Voraussetzungen für das Autofahren nach dem Konsum von Cannabis
Ob ein Autofahrer nach dem Konsum von Cannabis angetroffen wird oder nicht, hängt von verschiedenen Faktoren ab, darunter die Menge des konsumierten Cannabis und die individuelle Toleranz des Fahrers. Allerdings gilt in Deutschland die 0,0-Promille-Regel für Drogen – bedeutet: Jeder Nachweis von Drogen im Blut führt zu rechtlichen Konsequenzen, unabhängig davon, wie lange nach dem Konsum gefahren wird.
Grundsätzlich gilt nach den straf- und straßenverkehrsrechtlichen Bestimmungen, dass jeder Teilnehmende am Straßenverkehr fahrtüchtig sein muss, damit die Straßenverkehrssicherheit gewährleistet ist und andere Verkehrsteilnehmer:innen nicht gefährdet werden. Bei alkoholiserten Fahrten kennen wir die relative und die absolute Fahruntüchtigkeit.
Grenzwerte bei THC und Alkohol
Wird man betrunken am Steuer erwischt und hat einen Promillewert von 0,3 oder mehr, liegt eine relative Fahruntüchtigkeit vor; ab einem Promillewert von 1,1 befindet man sich dann im Bereich der absoluten Fahruntüchtigkeit. Hiervon hängt dann davon ab, ob man „lediglich“ eine Ordnungswidrigkeit begangen hat und mit einer Geldbuße in Form eines Bußgeldbescheids sanktioniert wird oder ob man sich strafrechtlich z.B. wegen Gefährdung des Straßenverkehrs gemäß § 315c StGB oder wegen Trunkenheit im Verkehr gemäß § 316 StGB strafbar gemacht hat.

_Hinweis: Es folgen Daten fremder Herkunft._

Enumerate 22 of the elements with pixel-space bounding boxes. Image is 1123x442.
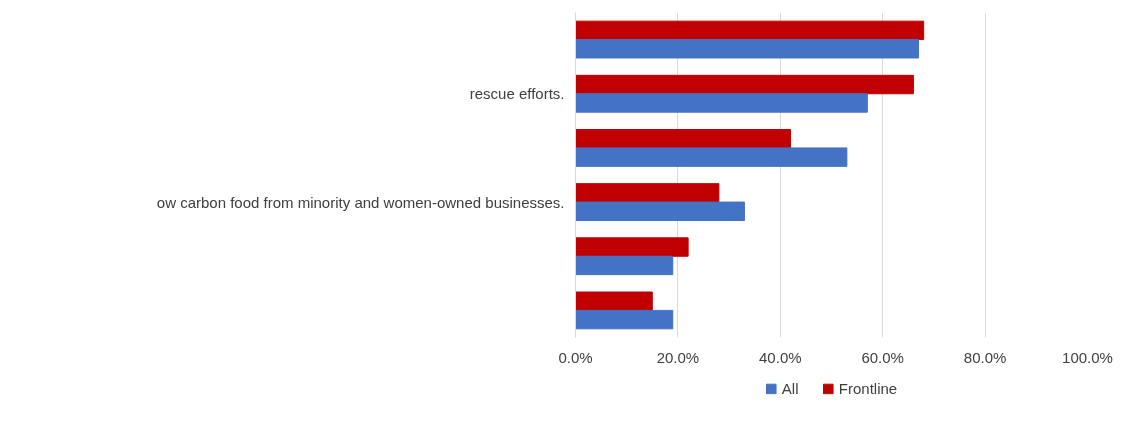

Bei THC gab es eine solche Richtwertregelung nicht, da bereits ab 1 Nanogramm je Mililiter Blut eine Ordnungswidrigkeit bzw. eine Straftat war. Nun begeht man lediglich eine Ordnungswidrigkeit, wenn man einen THC-Wert von höchstens 3,5g/ml hat und wird in der Regel mit einem Bußgeld in Höhe von 500,00€, einem Fahrverbot von 1 Monat sowie 2 Punkten in Flensburg bestraft. Sollte der THC-Wert über 3,5 ng/ml liegen, wird ähnlich wie bei der absoluten Fahruntüchtigkeit in der Regel dann ein Straftatbestand erfüllt sein.

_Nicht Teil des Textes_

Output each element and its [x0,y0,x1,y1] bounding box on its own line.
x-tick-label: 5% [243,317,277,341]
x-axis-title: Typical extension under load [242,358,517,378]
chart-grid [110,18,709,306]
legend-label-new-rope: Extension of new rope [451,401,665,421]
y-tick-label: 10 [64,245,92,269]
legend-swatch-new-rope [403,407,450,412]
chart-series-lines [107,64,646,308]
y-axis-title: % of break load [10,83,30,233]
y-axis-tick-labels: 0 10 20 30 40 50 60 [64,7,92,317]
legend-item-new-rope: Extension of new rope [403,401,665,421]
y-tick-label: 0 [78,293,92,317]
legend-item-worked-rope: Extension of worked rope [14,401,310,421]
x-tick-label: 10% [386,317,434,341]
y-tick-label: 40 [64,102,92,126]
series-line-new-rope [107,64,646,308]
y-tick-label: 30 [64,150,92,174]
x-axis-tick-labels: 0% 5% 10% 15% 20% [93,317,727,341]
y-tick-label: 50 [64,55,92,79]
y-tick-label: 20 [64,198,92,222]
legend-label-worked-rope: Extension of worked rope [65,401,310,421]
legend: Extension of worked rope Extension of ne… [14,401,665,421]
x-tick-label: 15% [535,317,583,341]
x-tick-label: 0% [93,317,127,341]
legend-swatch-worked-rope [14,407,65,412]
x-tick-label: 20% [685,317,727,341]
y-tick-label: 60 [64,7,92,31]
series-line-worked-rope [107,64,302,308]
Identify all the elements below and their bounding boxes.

Mischkonsum Cannabis und Alkohol
Nach dem neuen Cannabisgesetz wird Mischkonsum hart sanktioniert und unter Umständen eine Strafbarkeit nach dem Strafgesetzbuch angenommen. Die Geldbuße wird im Vergleich zu einer „THC-Fahrt“ auf 1.000,00€ verdoppelt und kann weitere fahrerlaubnisrechtliche Konsequenzen nach sich ziehen.

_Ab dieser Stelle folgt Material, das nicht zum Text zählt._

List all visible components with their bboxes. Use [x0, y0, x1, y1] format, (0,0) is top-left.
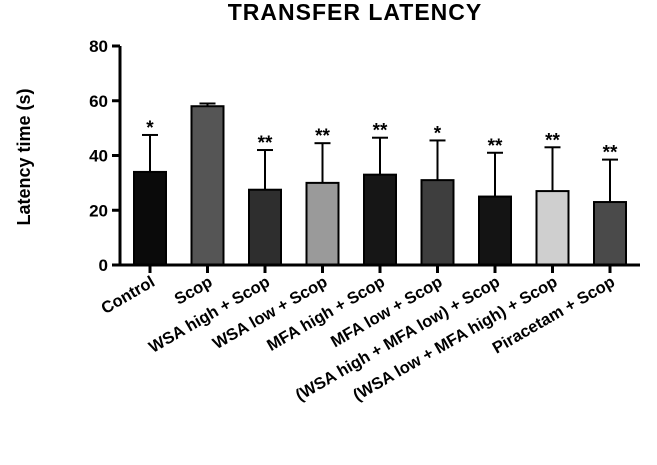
- bar: [535, 190, 570, 266]
- bar: [363, 173, 397, 267]
- bar: [305, 181, 340, 266]
- bar: [478, 195, 512, 266]
- x-tick-label: Scop: [172, 273, 216, 309]
- significance-marker: *: [434, 123, 442, 144]
- bar: [190, 105, 225, 266]
- y-tick-label: 0: [99, 256, 108, 275]
- bar: [248, 188, 282, 266]
- chart-title: TRANSFER LATENCY: [228, 0, 483, 25]
- y-axis-label: Latency time (s): [14, 88, 34, 225]
- bar: [420, 179, 455, 266]
- significance-marker: **: [488, 136, 503, 157]
- x-tick-label: Control: [98, 273, 158, 318]
- bar: [133, 170, 167, 266]
- bars: *** ** ** *** ****: [133, 102, 627, 267]
- significance-marker: **: [315, 126, 330, 147]
- significance-marker: **: [545, 130, 560, 151]
- y-tick-label: 40: [89, 147, 108, 166]
- bar: [593, 201, 627, 267]
- y-tick-label: 80: [89, 37, 108, 56]
- y-tick-label: 60: [89, 92, 108, 111]
- significance-marker: *: [146, 118, 154, 139]
- significance-marker: **: [258, 133, 273, 154]
- significance-marker: **: [373, 121, 388, 142]
- significance-marker: **: [603, 143, 618, 164]
- y-tick-label: 20: [89, 201, 108, 220]
- y-axis: 0 20 40 60 80: [89, 37, 122, 275]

Insbesondere in der Probezeit gilt bei Fahrerinnen und Fahrerin unter 21 Jahren ein striktes Cannabis-Verbot. Bei einem Verstoß wird in der Regel die Probezeit verlängert und es drohen höhere Geldbußen.
Fazit: Vorsicht ist geboten
Die Legalisierung von Cannabis bedeutet nicht, dass es sicher ist, Auto zu fahren, nachdem man konsumiert hat. Die rechtlichen Konsequenzen sind klar, und die Gefahren, die damit verbunden sind, sollten nicht unterschätzt werden. Als Rechtsanwalt empfehle ich, vor und während des Autofahrens auf den Konsum von Cannabis zu verzichten, um rechtlichen Problemen und vor allem zur Gefährdung der eigenen sowie der Sicherheit anderer Verkehrsteilnehmer vorzubeugen.
Kontaktieren Sie umgehend einen Rechtsanwalt, sofern Sie wegen Alkohol und/oder THC-Konsums bei einer Autofahrt „erwischt“ wurden und einen Bußgeldbescheid erhalten haben. Bedenken Sie auch, dass Ihnen lediglich 2 Wochen zur Einlegung eines Einspruchs gewährt wird.
Wir können den Einspruch für Sie einlegen, die Akte anfordern und nach Akteneinsicht die Rechtmäßigkeit des Bußgeldbescheids prüfen sowie Ihre Erfolgsaussichten bewerten.
Schlussgedanken
Die Diskussion um Cannabis und Verkehrssicherheit wird in Zukunft sicherlich weitergeführt werden, insbesondere wenn neue wissenschaftliche Erkenntnisse vorliegen oder weitere gesetzliche Regelungen in Kraft treten. Wir kennen stets die neusten Rechtsprechungen und Gesetzesänderungen und können Sie optimal vertreten.